Un enfant que vous avez été
obligée de porter, de mettre au monde, de nourrir, d’éduquer tant bien que mal,
bref d’élever (scolarité, frais médicaux,
consommation, etc.) en faisant la pute parce qu’on n’a pas eu le « courage »
de le jeter sous un pont ou de le lancer aux porcs le jour de sa naissance ;
votre enfant dont le père n’a rien à foutre, votre enfant bâtard pour qui vous
vous coupez les veines, votre enfant devenu votre combat face à la société et à
la famille qui vous ont rejetée parce que l’on ne peut pas nourrir une bouche
de plus, votre enfant est le réceptacle de tous vos rêves. Donc, au lieu de le
voir gangster travaillant pour les dealers du quartier, paria trimballant sa
misère sur le Champs-de-Mars ou sous les galeries des magasins la nuit venue,
vaurien assis toute la sainte journée sur le muret d’en face avec les « sans-aveu »
du quartier qui ne foutent rien de leurs vies ; au lieu de le voir, les
vingt ans passés, prendre la voie de la pègre et balancer d’un revers de mains
toutes les nuits blanches, tous les sacrifices consentis, toutes les
souffrances subies à cause de lui, vaut
mieux le garder avec soi. C’est un garçon bien, gentil, intelligent, qui se
débrouille pas mal dans la vie ; il a un diplôme, et même deux, plusieurs
certificats, mais nous n’avons personne dans les services de ressources
humaines des entreprises qui recrutent, aucune banque ne nous offrira de crédit
pour lancer notre petit business, nous n’avons aucun coffret de bijoux à
vendre, aucun terrain, aucune maison en héritage, aucun contact politique au
Parlement : nous sommes cuits. Vaut mieux rester chez soi. Participer de
temps en temps aux manifestations, faire des petits boulots comme donner
des leçons aux enfants du quartier, donner quelques cours de sciences sociales
ou de mathématiques dans des écoles borlettes
pour ne pas mourir de faim, mais ne jamais
laisser tomber maman qui a toujours été là pour moi. C’est justice. Même si
les sentiments ne sont pas des arguments convaincants en justice.
Tertio : notre juriste pèche par excès de zèle.
De quel droit juger les femmes
qui se prostituent pour ne pas mourir de faim avec un fils malade sur le bras ?
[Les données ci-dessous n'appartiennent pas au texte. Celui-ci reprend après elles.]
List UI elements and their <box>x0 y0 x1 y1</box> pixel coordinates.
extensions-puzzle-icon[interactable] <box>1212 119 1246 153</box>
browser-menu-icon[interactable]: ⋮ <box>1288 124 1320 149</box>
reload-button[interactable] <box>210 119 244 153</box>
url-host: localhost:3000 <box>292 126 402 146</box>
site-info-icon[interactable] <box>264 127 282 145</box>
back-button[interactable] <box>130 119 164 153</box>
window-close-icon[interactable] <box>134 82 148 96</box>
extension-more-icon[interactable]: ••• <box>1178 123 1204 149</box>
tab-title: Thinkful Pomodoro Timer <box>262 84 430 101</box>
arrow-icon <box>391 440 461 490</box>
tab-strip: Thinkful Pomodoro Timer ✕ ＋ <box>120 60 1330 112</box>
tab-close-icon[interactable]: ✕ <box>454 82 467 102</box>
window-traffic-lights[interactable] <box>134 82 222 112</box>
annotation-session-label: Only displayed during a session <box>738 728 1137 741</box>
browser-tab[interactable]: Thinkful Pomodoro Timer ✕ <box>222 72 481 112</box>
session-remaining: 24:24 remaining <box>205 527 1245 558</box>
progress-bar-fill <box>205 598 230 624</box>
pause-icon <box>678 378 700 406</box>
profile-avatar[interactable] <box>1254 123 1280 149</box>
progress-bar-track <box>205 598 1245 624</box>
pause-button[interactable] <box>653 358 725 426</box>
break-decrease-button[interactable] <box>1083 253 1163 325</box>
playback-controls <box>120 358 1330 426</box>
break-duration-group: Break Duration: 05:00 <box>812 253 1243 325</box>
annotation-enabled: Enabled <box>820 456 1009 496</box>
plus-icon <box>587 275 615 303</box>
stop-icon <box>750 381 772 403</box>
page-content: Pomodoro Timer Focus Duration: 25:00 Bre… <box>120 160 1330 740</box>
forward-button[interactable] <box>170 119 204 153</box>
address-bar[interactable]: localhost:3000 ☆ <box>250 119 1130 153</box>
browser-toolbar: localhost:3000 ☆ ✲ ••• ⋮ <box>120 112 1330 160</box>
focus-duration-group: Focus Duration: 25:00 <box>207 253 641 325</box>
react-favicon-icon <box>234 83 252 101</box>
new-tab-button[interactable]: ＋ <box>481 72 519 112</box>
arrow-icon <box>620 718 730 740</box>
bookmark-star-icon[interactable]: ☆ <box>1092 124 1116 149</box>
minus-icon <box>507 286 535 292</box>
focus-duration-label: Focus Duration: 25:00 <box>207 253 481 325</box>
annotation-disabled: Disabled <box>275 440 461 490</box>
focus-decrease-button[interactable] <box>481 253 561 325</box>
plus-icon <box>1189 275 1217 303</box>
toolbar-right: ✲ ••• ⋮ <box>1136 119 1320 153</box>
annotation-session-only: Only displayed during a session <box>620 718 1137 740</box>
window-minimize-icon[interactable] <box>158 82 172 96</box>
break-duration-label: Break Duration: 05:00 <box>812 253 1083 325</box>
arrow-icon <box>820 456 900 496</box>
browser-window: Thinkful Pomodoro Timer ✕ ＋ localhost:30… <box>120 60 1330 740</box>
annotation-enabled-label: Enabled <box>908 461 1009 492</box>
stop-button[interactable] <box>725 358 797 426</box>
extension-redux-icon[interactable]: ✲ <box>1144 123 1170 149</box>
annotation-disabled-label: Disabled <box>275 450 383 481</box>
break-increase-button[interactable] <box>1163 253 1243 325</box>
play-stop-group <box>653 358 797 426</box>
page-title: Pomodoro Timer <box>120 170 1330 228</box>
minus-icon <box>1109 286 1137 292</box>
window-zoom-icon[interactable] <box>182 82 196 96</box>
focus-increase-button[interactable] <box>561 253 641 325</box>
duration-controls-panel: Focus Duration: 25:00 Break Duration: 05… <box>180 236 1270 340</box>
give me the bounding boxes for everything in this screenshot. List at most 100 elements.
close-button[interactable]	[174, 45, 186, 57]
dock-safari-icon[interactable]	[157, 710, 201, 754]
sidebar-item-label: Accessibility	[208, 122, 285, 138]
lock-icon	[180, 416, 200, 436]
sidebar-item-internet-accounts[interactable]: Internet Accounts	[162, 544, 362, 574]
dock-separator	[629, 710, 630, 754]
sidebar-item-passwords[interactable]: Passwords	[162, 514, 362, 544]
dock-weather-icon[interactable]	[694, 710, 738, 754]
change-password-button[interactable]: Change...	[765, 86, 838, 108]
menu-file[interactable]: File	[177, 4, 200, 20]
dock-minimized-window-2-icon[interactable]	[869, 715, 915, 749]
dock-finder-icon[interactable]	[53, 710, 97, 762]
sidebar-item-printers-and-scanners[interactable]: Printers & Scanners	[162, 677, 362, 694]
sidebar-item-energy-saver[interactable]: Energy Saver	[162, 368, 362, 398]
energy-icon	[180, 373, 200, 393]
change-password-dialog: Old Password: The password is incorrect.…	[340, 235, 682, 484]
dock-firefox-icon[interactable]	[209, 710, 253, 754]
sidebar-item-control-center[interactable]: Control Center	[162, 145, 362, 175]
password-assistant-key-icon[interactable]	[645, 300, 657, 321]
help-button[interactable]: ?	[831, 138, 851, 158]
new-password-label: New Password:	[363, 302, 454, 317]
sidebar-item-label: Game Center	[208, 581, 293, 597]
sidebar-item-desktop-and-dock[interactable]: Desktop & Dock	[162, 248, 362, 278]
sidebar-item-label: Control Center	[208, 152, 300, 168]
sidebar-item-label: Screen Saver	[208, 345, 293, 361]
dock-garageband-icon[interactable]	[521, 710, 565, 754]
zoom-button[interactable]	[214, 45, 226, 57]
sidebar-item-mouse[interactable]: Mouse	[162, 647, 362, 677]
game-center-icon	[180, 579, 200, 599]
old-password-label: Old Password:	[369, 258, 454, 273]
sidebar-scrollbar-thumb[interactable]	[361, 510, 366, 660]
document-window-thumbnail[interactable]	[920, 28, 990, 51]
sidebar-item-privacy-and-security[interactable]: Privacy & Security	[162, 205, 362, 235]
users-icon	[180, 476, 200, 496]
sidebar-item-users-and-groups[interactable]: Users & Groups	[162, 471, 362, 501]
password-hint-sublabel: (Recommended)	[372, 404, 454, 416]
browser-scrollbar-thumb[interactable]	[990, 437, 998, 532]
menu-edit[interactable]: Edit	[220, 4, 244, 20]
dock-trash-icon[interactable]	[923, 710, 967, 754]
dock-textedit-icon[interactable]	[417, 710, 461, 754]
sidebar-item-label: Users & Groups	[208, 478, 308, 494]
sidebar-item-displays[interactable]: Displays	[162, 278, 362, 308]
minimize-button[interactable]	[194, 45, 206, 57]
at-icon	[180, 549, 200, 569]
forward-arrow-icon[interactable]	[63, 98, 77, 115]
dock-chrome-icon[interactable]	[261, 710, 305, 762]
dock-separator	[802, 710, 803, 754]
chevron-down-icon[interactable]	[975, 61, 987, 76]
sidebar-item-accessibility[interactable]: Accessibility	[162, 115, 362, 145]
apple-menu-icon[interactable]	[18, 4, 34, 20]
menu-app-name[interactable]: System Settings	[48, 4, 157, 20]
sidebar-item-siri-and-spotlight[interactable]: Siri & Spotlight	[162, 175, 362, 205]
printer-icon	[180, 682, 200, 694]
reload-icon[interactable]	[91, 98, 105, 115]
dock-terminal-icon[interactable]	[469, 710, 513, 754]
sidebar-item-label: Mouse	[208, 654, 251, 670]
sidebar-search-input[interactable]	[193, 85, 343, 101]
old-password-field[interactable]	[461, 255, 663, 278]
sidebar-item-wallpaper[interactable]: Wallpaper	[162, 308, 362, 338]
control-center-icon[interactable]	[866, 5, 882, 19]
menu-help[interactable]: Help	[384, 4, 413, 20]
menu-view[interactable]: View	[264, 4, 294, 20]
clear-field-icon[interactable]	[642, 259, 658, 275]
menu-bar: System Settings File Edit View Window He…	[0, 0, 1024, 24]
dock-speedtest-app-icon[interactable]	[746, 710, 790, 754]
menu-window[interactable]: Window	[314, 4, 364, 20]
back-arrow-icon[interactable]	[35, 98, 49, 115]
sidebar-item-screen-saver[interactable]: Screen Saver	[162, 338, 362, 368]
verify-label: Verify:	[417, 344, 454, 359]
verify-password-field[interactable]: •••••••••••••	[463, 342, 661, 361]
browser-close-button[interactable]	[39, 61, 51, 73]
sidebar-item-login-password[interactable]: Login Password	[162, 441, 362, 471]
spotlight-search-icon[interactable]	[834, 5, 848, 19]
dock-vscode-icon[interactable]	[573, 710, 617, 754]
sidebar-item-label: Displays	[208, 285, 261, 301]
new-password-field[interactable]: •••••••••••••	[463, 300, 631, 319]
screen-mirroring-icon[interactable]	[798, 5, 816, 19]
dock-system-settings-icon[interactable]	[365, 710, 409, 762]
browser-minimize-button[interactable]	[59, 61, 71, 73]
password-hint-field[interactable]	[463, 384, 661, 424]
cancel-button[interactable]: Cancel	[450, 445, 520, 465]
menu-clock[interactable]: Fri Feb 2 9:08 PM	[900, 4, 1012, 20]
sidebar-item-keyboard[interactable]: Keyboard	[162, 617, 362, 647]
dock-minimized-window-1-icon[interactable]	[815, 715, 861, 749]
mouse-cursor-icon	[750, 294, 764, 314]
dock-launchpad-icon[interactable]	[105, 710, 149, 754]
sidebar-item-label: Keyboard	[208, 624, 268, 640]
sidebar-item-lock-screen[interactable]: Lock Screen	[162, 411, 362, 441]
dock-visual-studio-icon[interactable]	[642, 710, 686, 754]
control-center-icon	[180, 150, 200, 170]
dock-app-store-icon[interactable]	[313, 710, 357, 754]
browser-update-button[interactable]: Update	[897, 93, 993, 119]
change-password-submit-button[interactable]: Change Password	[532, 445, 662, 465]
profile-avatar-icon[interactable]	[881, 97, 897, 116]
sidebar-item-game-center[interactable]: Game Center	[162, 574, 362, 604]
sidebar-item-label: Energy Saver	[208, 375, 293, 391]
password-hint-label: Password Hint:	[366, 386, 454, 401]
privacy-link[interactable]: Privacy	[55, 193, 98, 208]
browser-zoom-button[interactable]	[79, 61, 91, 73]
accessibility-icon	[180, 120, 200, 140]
Celui qui en abuse serait le plus à blâmer mais il semble que l’auteur
applaudirait les femmes qui se laisseraient mourir de faim tout en regardant
cyniquement périr leur enfant tuberculeux… au lieu de tout oser pour continuer
à survivre, à lutter pour la vie, à forger l’espoir en bousculant/basculant les
choses. Faudrait-il que les pauvres déshérités (presque 80% de la population
haïtienne) se suicident pour que les 20 % de nantis puissent jouir enfin en
paix, quiets, béats de ce si beau pays ? Conclusion hâtive, votre Honneur,
mais… pertinente.
Nos mères n’avorteront pas tant
que les conditions ne sont pas réunies pour le faire légalement, la justice
devait y penser avant de les condamner. Avorter en Haïti, c’est se suicider
enceinte. Nos mères ne tueront pas de leurs mains leurs propres fils, elles n’en
auront pas le « courage » : on ne met pas le feu à sa seule
raison de vivre ! Nos mères ne lâcheront pas leurs fils dans un système cannibale,
pourri de l’intérieur, comme une brebis sans protection dans une meute affamée
et impitoyable ; c’est leur façon à elles de se battre contre le système,
c’est du marronnage. Et par-dessus tout, nos mères se foutent pas mal de ce que
pensent le monde occidental, les grandes sociétés capitalistes qui n’ont de cartésianisme
que la logique du profit ; il y a bien longtemps que nos madones ont
élaboré leur propre logique basée sur le respect de la dignité humaine. Et au
nom de cette dignité-là, leurs fils méritent un avenir meilleur.